As a sociologist (1932–1942), he applied the functionalism of physiological regulation to the phenomena of social behavior, based on his concept of social systems. He described social systems with the help of the sociology of Vilfredo Pareto. In contrast to Pareto, Henderson applied the concept of social systems to all disciplines that study the meanings communicated in interactions between two or more persons acting in roles or role-sets. Henderson influenced many Harvard sociologists, especially Talcott Parsons, George C. Homans, Robert K. Merton, and Elton Mayo, who all became pioneers in sociology or psychology. Henderson was instrumental in promoting Talcott Parsons's career at Harvard despite Pitirim Sorokin's opposition. He also discussed intensively with Parsons the methodological chapters of Talcott Parsons's The Structure of Social Action (1937) at the time when Parsons was working on the raw manuscript.

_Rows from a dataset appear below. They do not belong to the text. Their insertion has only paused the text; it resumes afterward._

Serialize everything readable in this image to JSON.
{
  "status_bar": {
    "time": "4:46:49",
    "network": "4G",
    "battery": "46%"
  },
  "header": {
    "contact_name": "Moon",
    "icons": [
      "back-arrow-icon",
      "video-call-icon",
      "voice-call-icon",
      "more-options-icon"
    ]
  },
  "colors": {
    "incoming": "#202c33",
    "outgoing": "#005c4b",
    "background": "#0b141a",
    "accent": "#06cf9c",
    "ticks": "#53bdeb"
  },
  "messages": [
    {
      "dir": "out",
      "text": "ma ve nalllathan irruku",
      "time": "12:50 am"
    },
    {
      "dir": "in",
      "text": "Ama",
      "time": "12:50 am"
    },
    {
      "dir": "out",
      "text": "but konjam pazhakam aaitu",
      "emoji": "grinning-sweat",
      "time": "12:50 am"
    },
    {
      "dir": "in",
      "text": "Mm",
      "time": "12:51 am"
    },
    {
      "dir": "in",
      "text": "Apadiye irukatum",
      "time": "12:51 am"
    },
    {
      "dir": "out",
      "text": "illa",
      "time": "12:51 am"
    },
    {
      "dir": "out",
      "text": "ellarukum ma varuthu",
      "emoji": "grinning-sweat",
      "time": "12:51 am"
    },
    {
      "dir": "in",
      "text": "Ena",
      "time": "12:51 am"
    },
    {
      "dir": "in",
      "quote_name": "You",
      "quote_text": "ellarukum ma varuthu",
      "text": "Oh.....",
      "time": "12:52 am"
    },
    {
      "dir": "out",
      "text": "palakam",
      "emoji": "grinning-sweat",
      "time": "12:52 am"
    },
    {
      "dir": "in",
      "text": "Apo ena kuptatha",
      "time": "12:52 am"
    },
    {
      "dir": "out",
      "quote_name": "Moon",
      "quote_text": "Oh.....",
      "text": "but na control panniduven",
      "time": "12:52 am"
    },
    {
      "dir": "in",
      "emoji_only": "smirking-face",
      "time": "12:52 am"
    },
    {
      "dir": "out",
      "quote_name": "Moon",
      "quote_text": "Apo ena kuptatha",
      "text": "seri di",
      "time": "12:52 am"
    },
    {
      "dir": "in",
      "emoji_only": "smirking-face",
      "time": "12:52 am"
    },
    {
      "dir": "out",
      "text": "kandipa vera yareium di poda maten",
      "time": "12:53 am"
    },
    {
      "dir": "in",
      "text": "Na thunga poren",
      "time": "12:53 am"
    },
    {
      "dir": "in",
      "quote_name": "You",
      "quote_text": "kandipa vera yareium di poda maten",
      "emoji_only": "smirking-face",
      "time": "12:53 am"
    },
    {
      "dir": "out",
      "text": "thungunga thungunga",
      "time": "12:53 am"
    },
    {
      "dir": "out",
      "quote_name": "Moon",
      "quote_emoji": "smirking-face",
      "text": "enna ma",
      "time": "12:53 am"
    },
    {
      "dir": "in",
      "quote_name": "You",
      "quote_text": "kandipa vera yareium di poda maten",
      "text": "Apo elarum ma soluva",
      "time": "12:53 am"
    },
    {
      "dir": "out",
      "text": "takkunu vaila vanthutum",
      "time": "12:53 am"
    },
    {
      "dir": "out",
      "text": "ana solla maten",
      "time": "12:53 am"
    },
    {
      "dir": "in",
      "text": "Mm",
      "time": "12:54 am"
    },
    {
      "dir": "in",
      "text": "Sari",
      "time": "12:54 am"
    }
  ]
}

Henderson's investigations had their inception and consummation in the philosopher's chair. In spite of his diversity of interests, his work exhibits in retrospect a fundamental unity; his career was largely devoted to the study of the organization of the organism, the universe, and society.

Henderson was elected to the American Academy of Arts and Sciences in 1912, the United States National Academy of Sciences in 1919, and the American Philosophical Society in 1921.

Henderson was an agnostic.

He died in Cambridge, Massachusetts on February 10, 1942.

== Books ==
- The Fitness of the Environment. Macmillan, New York, 1913 (German edition in 1914),
- The Order of Nature. Harvard University Press, Cambridge, London, 1917 (French edition in 1924),
- Blood. A Study in General Physiology. Yale University Press, New Haven, and Humphrey Milford, Oxford University Press, London, 1928 (French edition in 1931, German edition in 1932),
- Pareto's General Sociology. Harvard University Press, Cambridge, 1935.
- On the Social System. Ed. by Bernard Barber, University of Chicago Press, Chicago and London, 1970.